Nuove idee sulla prevenzione e il recupero degli infortuni

Originariamente apparso su: http://www.movimentoarcaico.it/pages/prevenzione-recupero-infortuni.html

NUOVE IDEE SULLA PREVENZIONE E IL RECUPERO DEGLI INFORTUNI
di Massimo Mondini

La scienza dell’integrazione mente-corpo continua nei suoi miglioramenti sempre più stupefacenti. Ecco come influisce notevolmente sui processi di prevenzione dagli infortuni e di recupero.L’infortunio è da sempre temuto da ogni atleta e da ogni società sportiva. In particolare al giorno d’oggi, in cui la competizione è sempre più serrata, la possibilità di avere i propri atleti disponibili per tutto l’anno sportivo può fare la differenza tra una stagione vincente e una perdente.
Negli ultimi anni l’attenzione alla prevenzione degli infortuni è aumentata e si sono riscontrati alcuni progressi.

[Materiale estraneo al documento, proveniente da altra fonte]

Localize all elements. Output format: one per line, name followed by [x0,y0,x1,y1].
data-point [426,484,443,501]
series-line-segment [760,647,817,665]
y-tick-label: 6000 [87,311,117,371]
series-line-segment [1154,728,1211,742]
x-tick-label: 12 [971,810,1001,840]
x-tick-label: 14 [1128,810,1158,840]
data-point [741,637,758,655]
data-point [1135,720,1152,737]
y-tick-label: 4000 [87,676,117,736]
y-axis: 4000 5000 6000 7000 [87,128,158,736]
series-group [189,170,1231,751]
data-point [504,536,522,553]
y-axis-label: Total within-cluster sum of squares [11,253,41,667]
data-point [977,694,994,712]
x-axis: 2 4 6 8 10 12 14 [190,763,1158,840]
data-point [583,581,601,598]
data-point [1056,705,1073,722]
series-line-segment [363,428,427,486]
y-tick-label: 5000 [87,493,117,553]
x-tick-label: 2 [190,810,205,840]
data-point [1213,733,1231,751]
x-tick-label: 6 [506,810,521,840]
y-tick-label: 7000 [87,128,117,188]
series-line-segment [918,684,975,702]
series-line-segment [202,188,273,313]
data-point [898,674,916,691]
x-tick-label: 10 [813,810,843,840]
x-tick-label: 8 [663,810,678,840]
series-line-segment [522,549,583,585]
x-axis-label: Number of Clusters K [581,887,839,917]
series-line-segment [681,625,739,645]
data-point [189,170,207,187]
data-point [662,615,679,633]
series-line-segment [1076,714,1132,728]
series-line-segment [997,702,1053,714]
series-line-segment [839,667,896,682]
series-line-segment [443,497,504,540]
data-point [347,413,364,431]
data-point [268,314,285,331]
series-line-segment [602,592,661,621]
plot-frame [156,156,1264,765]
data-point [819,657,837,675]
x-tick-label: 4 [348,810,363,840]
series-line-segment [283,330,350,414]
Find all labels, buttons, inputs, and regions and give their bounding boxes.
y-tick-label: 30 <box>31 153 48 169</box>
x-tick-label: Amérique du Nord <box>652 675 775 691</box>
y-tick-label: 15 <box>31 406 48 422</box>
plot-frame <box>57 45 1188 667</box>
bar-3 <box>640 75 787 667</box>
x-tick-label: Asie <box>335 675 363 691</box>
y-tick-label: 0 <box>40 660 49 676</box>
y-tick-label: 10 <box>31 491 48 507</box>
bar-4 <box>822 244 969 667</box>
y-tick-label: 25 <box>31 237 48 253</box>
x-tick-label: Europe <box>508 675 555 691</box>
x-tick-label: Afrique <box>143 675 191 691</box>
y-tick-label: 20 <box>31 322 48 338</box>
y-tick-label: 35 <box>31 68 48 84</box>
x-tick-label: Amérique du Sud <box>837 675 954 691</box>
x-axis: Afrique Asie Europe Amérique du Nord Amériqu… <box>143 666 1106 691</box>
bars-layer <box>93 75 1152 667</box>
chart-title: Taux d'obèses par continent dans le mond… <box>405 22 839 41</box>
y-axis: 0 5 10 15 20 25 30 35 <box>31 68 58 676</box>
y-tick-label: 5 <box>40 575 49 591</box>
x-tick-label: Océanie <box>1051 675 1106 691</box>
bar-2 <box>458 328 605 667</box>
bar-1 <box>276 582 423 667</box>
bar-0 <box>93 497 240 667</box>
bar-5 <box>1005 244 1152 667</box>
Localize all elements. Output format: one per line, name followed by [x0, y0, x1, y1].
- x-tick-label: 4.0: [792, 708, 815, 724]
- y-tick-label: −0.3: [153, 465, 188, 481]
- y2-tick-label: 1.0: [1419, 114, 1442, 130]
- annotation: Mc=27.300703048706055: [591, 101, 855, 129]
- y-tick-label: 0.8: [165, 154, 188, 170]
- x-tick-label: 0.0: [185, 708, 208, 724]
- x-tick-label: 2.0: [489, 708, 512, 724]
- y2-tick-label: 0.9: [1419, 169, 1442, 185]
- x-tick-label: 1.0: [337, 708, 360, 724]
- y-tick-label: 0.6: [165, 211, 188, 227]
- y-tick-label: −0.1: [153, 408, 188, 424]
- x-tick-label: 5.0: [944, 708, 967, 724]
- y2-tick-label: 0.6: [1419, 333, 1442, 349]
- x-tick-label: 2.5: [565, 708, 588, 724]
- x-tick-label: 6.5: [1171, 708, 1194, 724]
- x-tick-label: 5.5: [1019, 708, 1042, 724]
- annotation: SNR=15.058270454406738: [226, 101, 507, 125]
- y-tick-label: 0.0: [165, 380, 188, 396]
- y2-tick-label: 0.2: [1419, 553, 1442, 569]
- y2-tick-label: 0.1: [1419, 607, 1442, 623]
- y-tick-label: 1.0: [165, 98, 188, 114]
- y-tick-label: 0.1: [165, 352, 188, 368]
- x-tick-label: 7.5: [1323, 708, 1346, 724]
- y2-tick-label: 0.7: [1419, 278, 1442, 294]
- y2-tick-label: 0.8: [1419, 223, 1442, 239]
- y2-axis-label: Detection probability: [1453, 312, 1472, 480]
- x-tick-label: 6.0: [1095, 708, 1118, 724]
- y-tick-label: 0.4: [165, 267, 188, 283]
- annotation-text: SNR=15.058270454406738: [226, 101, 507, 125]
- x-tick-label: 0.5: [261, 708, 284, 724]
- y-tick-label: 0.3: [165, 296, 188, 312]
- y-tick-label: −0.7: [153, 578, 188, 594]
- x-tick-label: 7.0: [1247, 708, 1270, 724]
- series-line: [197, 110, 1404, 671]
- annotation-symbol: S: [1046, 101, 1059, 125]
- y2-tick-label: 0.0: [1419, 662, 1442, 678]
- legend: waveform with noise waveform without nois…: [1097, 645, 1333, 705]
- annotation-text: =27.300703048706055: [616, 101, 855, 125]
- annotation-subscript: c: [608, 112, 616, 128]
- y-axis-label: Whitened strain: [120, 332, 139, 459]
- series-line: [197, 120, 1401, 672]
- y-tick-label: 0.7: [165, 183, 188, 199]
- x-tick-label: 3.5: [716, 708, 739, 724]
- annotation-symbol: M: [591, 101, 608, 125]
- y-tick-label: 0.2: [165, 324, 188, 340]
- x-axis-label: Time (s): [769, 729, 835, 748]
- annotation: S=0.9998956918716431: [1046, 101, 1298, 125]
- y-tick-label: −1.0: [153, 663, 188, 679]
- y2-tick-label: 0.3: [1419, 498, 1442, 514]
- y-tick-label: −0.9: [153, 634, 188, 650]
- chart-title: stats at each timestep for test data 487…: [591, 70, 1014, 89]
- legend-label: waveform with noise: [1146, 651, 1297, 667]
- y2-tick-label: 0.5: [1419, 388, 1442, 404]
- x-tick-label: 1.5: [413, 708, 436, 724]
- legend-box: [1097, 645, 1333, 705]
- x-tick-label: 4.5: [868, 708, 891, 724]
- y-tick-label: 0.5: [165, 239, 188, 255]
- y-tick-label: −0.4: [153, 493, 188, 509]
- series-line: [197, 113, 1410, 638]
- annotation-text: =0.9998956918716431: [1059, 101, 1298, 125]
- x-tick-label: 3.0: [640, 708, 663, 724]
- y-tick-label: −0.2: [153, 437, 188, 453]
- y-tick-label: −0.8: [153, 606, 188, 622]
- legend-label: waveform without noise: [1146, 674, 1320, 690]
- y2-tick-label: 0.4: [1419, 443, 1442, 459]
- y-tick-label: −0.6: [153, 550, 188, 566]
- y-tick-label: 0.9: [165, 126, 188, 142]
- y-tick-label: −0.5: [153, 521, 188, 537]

Molto rimane ancora da fare sia per i cosiddetti infortuni da stress, imputabili soprattutto a squilibri muscolari, sia per gli eventi traumatici più propriamente detti.Ovviamente l’infortunio è un momento difficile, sia per gli atleti che per le società, un momento che tutti cercano di superare nel minor tempo e con il minor danno possibile. Capita spesso che accelerare una procedura di recupero per logiche legate al risultato risulti controproducente, costringendo gli atleti a nuovi stop e ad affrontare problemi di solito più complicati di quelli iniziali.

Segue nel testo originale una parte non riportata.